A casa antiga, com estilo rococó, data de 1899 e foi retiro de verão da família real. Pertenceu ao industrial Alfredo da Silva, mas chegou às mãos do avô materno de Francisco Maria Balsemão, que ali passava as férias de verão durante a adolescência. Quando herdou a casa, o agora vice-presidente do grupo Impresa (que detém a SIC e o Expresso), percebeu que esta era grande de mais para viver e decidiu que seria perfeita para a construção de um hotel. E aproveitou o pátio para expandir o projeto ao edifício do lado, o tal onde Vhils deixou a sua marca. Estes dois edifícios unem-se agora através de uma estrutura de vidro, que simbolicamente representa a passagem "direta" entre os séculos. XIX e XXI.

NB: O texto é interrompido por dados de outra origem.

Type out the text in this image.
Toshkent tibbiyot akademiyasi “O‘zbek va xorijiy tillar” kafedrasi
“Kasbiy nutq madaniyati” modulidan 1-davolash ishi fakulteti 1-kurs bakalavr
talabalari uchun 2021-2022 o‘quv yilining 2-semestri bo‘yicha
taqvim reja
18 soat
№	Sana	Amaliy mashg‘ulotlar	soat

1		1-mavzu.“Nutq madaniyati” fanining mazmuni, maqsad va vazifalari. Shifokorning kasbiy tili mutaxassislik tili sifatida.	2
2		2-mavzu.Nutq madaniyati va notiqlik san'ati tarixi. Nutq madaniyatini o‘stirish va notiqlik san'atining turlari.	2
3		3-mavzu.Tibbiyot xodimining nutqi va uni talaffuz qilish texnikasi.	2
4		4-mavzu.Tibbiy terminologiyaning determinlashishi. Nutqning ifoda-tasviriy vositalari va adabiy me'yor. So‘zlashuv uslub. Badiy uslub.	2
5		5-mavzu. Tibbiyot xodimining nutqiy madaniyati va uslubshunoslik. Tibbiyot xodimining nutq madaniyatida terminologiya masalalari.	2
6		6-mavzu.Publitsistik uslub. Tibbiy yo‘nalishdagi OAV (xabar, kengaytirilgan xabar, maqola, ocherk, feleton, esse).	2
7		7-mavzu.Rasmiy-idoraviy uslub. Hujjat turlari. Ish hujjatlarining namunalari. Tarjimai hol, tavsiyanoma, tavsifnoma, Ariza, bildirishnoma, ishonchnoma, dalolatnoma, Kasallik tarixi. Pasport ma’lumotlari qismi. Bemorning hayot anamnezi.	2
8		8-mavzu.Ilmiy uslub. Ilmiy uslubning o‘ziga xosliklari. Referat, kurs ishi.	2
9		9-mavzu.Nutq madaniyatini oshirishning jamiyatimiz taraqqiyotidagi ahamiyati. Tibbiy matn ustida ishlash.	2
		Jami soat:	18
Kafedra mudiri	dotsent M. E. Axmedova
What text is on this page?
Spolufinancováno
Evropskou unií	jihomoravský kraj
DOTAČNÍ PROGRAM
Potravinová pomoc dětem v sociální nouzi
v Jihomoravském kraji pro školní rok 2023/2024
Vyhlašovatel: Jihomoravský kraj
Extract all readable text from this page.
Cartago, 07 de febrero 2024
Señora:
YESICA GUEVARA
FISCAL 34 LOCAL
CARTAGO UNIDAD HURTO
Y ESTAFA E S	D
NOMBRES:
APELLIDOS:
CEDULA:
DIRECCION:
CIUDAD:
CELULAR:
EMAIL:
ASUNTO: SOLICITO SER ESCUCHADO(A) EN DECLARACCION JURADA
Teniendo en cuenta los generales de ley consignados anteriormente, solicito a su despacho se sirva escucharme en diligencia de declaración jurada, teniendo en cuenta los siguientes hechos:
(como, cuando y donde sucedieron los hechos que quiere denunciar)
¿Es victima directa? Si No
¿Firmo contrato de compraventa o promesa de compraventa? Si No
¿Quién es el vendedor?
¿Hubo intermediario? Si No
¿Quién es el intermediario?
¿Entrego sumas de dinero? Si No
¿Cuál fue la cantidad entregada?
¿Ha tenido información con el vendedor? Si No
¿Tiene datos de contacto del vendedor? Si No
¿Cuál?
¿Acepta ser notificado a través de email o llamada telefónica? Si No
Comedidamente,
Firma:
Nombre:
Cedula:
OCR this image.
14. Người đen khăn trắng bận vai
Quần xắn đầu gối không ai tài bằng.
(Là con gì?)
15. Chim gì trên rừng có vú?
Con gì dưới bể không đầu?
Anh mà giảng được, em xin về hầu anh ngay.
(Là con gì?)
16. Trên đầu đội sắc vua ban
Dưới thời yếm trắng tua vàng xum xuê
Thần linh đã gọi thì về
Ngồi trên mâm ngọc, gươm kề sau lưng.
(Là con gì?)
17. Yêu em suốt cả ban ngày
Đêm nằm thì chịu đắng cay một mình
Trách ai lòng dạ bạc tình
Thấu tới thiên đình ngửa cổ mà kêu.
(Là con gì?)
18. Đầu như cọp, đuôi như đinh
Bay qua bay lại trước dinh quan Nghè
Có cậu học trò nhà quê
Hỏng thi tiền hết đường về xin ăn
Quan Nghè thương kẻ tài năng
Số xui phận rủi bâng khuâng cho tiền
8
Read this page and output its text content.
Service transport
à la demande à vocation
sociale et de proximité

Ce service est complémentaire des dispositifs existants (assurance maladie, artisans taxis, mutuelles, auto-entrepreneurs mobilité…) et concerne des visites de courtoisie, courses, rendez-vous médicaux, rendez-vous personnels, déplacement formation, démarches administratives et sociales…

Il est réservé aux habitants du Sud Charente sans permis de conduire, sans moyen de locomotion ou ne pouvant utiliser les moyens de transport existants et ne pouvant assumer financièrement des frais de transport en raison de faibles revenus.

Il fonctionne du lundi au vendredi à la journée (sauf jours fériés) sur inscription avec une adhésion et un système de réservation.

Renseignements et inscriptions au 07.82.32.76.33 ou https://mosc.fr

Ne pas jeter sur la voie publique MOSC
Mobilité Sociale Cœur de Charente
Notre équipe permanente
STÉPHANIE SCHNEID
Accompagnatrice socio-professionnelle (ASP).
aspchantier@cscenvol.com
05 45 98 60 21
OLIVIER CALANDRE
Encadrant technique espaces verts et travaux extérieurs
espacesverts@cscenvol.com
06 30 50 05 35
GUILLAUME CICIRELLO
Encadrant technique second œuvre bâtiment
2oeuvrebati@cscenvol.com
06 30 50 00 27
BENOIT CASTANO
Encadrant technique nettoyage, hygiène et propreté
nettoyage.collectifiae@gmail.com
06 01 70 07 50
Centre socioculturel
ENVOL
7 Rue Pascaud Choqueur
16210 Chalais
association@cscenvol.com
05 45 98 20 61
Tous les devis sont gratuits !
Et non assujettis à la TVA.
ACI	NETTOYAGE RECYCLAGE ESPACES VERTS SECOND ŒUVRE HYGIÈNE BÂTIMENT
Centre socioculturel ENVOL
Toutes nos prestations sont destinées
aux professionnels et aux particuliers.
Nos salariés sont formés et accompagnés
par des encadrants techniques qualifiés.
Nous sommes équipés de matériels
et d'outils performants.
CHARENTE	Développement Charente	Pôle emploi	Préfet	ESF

O projeto de arquitetura é de Pedro Gomes Fernandes e o projeto de decoração e design do interior ficou a cargo de Marta Carreira, que assim se estreia na hotelaria. Os 19 quartos e suites estão divididos em quatro pisos e têm seis categorias com preços a partir de 210 euros (época baixa).

A decoração caracteriza-se por tons neutros e tecidos crus, destacados por um projeto de iluminação cuidado, e pelas peças de arte que pontuam as áreas públicas do hotel, como uma cópia de um auto-retrato de Rembrandt assinada pela artista londrina Fipsi Seilern ou peças de Alice Morey, Daniel Lergon, João Gabriel e João Vasco Paiva. A ideia que guiou a decoradora foi "mergulhar o hotel na sua envolvente" trazendo para os quartos elementos de areia e mar que remetem para as praias de Cascais e para a aura boémia da vila.

Os hóspedes que fiquem instalados no palacete terão quartos com tetos altos e com grandes janelas, de alto a baixo, com vistas das ruas e jardins de Cascais e, em certos quartos, da baía e do mar. Os hóspedes que optem por ficar num dos quartos na ala moderna terão a experiência de dormir dentro de uma escultura e acordar envolvidos pela luz que atravessa a instalação de Vhils, que abraça as janelas do lado de fora.

"O nosso objetivo foi transformar um palacete do século XIX num hotel de charme de 5 estrelas, demonstrando o melhor de Cascais e trabalhando em colaboração com artistas e produtores nacionais. O conceito do hotel foca-se na criação de uma ligação entre a arte e a história, mas também entre o clássico e antigo e o moderno e contemporâneo," afirma Francisco Pestana, diretor-geral do hotel, em comunicado.

No piso térreo, o Artsy conta com um Library Bar, para trabalhar ou relaxar, e um restaurante encabeçado pelo chef Daniel Estriga, o Art. Aberto de terça a domingo entre as 19h00 e a 1h00, oferece uma experiência personalizada e um menu flexível focado essencialmente em evidenciar os produtos do mar, mas também com pratos com "influências do mundo inteiro, incluindo tradições portuguesas reajustadas à realidade dos nossos dias".

O Rooftop do Artsy, exclusivo para hóspedes, tem uma piscina aquecida entre os 26 e os 30 graus, um honesty bar onde os hóspedes podem fazer os seus próprios cocktails, e vista sobre a zona histórica de Cascais.